Il quesito sul se - riconosciuta l'essenzialità delle scene oscene e scurrili per gli scopi perseguiti dal film - tali scene avrebbero potuto essere attenuate dev'essere escluso, perchè al giudice non è dato stabilire se lo spettacolo avesse potuto raggiungere lo stesso risultato con un diverso procedimento: il suo compito è di valutare l'opera così com'è, nel suo complesso ricercando se abbia il carattere di validità artistica: in tal senso, da ultimo, Cass. 17/12/1971, imp. Kamern Leon, relativa all'assoluzione del film "Donne in amore", tratto da un romanzo di D. H. Lawrence, per la regia di Ken Russell; pur contenendo tale film scene macroscopicamente oscene (descrizione visiva di due amplessi carnali completi, con relativi orgasmi finali; della lotta di due giovani uomini nudi, con prolungata esibizione dei genitali; la scena dell'uomo che pone il viso fra le cose di una donna distesa; lo sballottamento, ad opera di un giovane di una donna, con le mammelle scoperte, su di un letto), la Cassazione ne ha approvato la positiva valutazione dei pregi artistici, osservando tra l'altro che, non potendo il giudizio sulle sequenze prescindere da quello che deve investire l'opera nel suo complesso, le scene denunziate dall'accusa vanno integrate in un più ampio contesto, essendo le componenti di tutto un procedimento narrativo, caratteristico dell'opera cinematografica, la quale ha un suo ritmo e un suo procedere, strettamente influenzati dalle possibilità - vastissime - del mezzo espressivo; ha soggiunto che non è necessario che l'"opera d'arte" sia sempre un "capolavoro", nè che essa sia accettata dalla generalità, né che persegua fini etici.
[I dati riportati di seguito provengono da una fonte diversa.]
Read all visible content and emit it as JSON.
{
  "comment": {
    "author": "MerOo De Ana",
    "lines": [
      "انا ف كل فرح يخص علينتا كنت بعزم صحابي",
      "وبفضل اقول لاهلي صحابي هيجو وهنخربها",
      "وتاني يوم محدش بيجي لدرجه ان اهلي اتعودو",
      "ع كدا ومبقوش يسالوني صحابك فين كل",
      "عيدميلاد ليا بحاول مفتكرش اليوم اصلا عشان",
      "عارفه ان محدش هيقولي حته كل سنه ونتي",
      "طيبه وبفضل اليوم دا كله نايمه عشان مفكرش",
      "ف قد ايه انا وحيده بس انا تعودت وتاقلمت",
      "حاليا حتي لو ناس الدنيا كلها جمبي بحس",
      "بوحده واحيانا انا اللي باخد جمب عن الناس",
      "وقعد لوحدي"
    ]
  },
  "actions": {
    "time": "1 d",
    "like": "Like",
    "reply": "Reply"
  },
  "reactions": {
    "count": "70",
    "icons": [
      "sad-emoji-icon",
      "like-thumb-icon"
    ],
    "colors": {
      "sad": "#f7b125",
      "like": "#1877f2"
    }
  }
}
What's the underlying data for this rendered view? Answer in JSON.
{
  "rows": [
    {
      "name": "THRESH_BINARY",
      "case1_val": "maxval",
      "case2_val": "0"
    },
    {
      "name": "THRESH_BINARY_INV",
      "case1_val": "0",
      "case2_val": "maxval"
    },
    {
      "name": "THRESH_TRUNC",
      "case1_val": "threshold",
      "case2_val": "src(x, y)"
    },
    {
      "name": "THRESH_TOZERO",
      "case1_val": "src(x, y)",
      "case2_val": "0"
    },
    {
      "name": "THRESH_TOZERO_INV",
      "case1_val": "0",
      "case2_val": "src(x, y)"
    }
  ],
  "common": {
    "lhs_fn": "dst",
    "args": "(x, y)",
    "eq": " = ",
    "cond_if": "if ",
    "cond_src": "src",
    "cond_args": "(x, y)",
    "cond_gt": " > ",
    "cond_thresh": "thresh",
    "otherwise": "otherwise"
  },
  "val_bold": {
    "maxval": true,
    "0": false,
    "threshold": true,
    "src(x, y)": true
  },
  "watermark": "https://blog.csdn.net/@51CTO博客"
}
Queste osservazioni della Cassazione appaiono valide anche per il film oggetto del presente giudizio, il quale ha in più sicuramente il pregio di perseguir fini etici, perché - come si è già notato - suscita nello spettatore meditazioni sulla condizione umana ed ansiosa aspirazione verso un mondo individualmente e socialmente migliore.
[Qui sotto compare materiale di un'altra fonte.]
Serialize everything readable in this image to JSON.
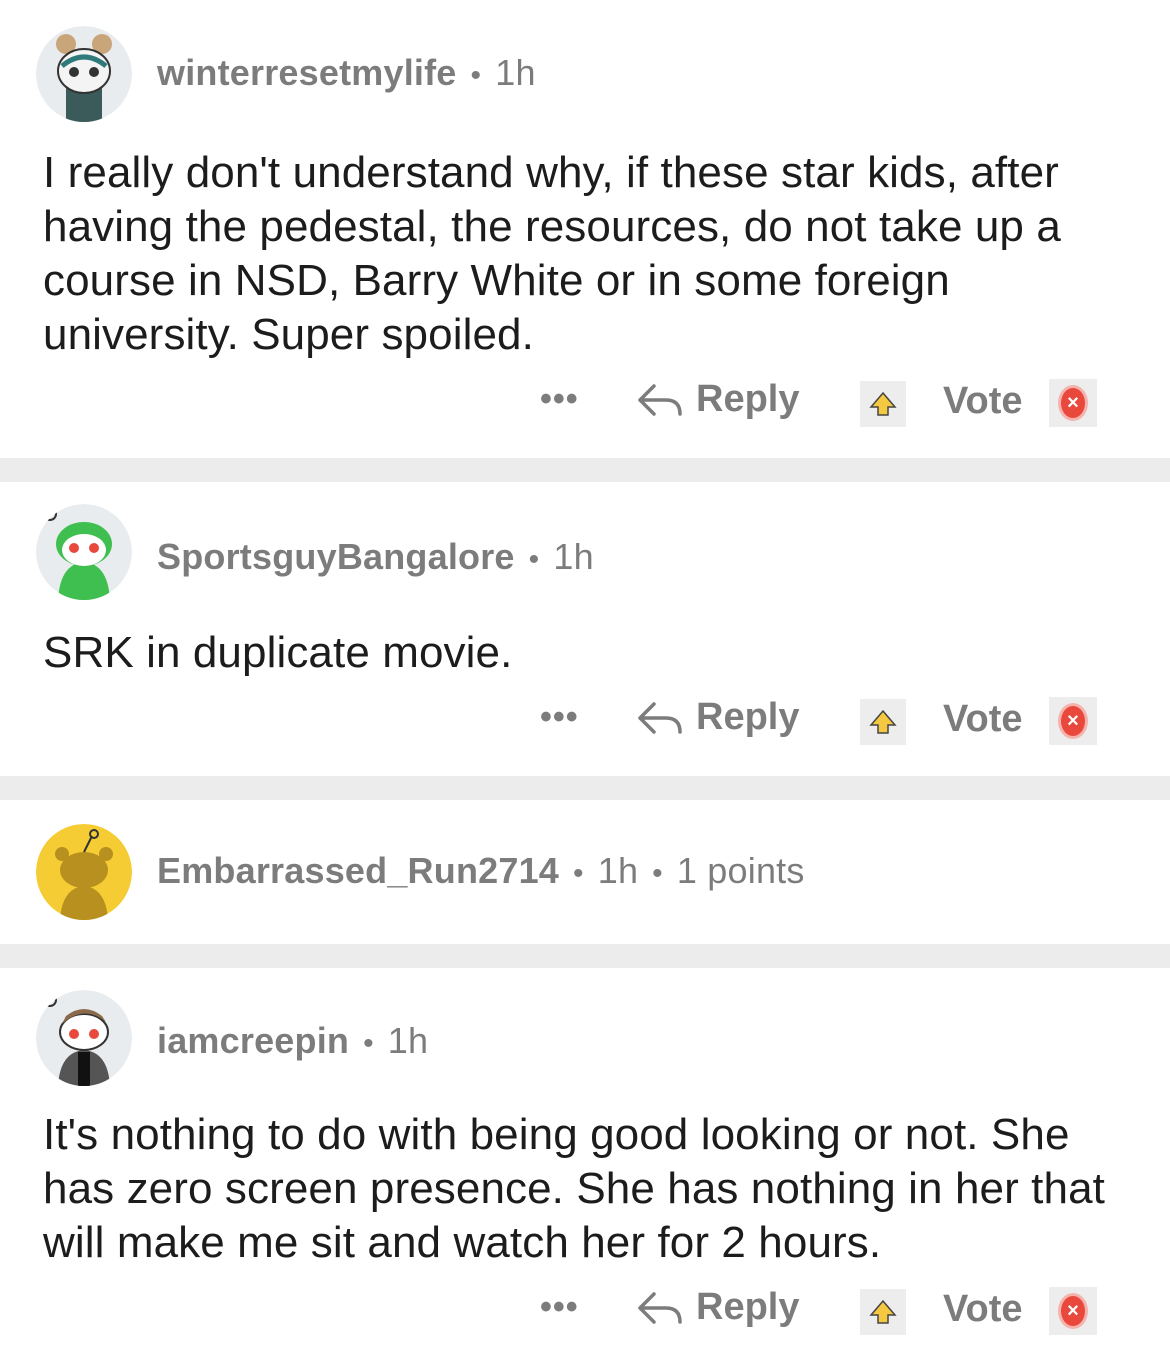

Concludendo, responsabilmente ed obbiettivamente il Tribunale ravvisa nel film giudicato il carattere dell'opera d'arte tale da soverchiare largamente le oscenità e le scurrilità strumentalmente contenutevi; conseguenzialmente, a norma del capoverso dell'art. 529 Cod. pen. e nel superiore interesse della. libertà dell'arte di cui all'art. 33 Cost., serenamente assolve gl'imputati perchè il fatto non costituisce reato.
Va ordinato il dissequestro delle pellicole (non "immediato”, essendo la sentenza impugnabile; sembra che solo per il bene fondamentale della libertà personale il legislatore abbia previsto l'immediata esecuzione del provvedimento liberatorio, malgrado la sua impugnabilità: v. anche la L. 5/11/1970 n. 824).
Visti gli art. 529 del Codice penale e 479 del Codice di procedura penale, assolve Grimaldi Aldo, Pasolini Pier Paolo e Jannelli Salvatore dall'imputazione loro ascritta, perchè il fatto non costituisce reato.
Ordina la restituzione del film sequestrato agli aventi diritto.
Così deciso in Benevento il 20 ottobre 1972.